The company could also expand operations in Sri Lanka.What’s more, it could consider smaller deals. Some analysts have gone to town saying the merger would have worked for the company over the long term. They might have assumed that the merger would be a smooth one, which is rarely the case.

As Carrol and Mui point out in their book “A McKinsey study of 124 mergers found that only 30% generated synergies on the revenue side that were even close to what the acquirer had predicted. Results were better on the cost side. Some 60% of the cases met the forecasts on cost synergies. Still, that means two out of five didn’t deliver the cost synergies, and forecasts were sometimes way off —- in a quarter of the cases, cost synergies were overestimated by at least 25%.”

In a mega merger such as the Bharti-MTN deal would have been, the ponderables only multiply. After all, Bharti Airtel is India’s biggest telecom company, just as MTN is South Africa’s.

Also growth through big mergers tends to get addictive, as management guru Jim Collins says in his new book, How the Mighty Fall: And Why Some Companies Never Give In. Growth through big mergers often leads to “an undisciplined pursuit of more,” writes Collins.At the time of the merger, the executives at the helm usually emphasise the synergies they see.

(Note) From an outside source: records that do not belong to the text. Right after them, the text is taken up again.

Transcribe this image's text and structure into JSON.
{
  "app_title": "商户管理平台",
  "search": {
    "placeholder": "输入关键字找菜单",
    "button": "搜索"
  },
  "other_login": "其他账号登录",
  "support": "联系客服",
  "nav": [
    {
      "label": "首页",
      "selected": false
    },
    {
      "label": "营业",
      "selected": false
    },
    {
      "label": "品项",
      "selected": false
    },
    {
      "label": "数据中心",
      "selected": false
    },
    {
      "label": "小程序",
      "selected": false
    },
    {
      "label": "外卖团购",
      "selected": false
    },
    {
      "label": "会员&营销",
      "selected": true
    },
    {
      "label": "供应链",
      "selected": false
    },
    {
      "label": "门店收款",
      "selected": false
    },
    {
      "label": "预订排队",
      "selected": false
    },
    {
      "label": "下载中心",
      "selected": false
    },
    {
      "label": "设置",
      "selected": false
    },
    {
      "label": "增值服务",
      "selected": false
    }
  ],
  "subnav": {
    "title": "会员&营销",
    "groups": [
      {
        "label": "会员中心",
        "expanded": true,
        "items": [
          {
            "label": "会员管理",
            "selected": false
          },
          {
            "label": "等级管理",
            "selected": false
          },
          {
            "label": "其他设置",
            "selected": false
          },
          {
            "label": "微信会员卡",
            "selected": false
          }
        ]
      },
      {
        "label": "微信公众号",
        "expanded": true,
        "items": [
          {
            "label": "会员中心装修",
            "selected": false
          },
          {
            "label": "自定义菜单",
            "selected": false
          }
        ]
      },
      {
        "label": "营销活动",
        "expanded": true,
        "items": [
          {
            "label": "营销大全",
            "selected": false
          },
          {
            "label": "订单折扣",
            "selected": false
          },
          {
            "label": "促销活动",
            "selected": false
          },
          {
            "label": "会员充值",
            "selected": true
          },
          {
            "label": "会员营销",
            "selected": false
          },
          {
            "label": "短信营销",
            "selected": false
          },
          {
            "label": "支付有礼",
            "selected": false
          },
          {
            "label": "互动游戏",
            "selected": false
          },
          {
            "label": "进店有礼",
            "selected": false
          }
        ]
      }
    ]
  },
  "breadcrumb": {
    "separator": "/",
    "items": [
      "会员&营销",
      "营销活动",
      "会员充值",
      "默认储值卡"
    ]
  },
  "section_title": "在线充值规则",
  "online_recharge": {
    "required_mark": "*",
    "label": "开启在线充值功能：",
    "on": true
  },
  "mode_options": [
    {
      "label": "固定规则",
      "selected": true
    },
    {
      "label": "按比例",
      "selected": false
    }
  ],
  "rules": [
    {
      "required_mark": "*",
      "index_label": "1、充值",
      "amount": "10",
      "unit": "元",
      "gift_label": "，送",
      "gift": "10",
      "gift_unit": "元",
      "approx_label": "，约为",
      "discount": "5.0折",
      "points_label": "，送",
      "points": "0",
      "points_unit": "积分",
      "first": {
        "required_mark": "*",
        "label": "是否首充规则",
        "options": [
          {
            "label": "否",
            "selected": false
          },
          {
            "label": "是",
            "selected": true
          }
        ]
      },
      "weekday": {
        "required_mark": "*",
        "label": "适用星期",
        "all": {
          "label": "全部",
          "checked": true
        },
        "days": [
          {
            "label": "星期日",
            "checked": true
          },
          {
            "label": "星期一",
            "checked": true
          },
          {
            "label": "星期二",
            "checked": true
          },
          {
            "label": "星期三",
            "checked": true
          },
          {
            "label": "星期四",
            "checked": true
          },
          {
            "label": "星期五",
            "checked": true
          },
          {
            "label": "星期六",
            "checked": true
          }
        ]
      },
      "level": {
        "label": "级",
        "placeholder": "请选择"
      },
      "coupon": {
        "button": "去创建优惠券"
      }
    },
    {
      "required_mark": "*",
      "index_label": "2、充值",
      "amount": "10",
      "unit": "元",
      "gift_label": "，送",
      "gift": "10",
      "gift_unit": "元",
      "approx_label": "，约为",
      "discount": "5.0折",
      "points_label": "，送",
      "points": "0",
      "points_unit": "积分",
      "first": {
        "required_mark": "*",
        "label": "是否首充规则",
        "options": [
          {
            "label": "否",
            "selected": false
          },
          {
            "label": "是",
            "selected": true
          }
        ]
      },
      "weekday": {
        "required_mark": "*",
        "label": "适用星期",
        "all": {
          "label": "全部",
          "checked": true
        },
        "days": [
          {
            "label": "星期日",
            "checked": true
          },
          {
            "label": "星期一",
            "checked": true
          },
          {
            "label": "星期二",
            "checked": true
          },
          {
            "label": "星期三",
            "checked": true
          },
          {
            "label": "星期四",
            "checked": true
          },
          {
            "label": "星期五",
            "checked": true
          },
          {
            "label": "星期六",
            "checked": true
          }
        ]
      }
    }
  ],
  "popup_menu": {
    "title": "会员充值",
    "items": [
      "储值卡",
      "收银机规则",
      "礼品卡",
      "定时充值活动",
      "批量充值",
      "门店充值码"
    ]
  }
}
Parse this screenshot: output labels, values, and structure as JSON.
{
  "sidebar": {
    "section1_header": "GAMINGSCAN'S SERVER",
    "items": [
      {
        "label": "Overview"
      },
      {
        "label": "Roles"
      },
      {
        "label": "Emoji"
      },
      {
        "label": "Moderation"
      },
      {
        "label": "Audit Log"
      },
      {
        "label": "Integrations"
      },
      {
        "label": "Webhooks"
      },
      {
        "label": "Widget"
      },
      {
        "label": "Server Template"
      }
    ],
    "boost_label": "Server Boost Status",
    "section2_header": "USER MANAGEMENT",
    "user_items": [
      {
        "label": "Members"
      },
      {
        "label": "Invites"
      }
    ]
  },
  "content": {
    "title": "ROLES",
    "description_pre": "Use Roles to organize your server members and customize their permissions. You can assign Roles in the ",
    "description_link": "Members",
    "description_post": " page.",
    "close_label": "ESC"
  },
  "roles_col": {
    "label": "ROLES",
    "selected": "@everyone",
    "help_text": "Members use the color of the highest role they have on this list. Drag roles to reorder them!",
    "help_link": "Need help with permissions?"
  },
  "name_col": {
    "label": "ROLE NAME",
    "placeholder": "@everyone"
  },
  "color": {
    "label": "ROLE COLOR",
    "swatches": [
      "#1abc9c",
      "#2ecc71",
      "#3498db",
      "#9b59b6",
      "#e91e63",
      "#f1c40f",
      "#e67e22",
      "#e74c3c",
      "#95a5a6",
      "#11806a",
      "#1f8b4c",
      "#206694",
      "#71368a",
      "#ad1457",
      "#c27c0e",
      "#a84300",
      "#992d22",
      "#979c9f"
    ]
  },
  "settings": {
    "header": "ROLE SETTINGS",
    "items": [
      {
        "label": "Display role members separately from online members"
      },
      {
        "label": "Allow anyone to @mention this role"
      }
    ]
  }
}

“They (the mergers) fill the need for CEOs to make some bold move that will redefine an industry and establish their legacy,” says Collins. This often leads to a company overpaying for an acquisition. And then, once the merger goes through, those very synergies are seen to be missing. Blame it on the cultural disparity between organisations, as would have been the case in a Bharti-MTN merger.

No doubt it would have made the combined entity the world’s third-largest telecom player with $20 billion in revenues and over 200 million customers. But the risks would have multiplied, too.

Meanwhile, competition in the local telecom market has been getting intense, as the success of Tata Docomo shows. Bharti would thus have to keep expanding its rural presence and think of newer ways for its customers to pay more so that growth doesn’t plateau.

At the current market price, Bharti’s stock trades at 16 times its estimated earnings for 2010. Some analysts believe it would be fairly valued at Rs 450 per share.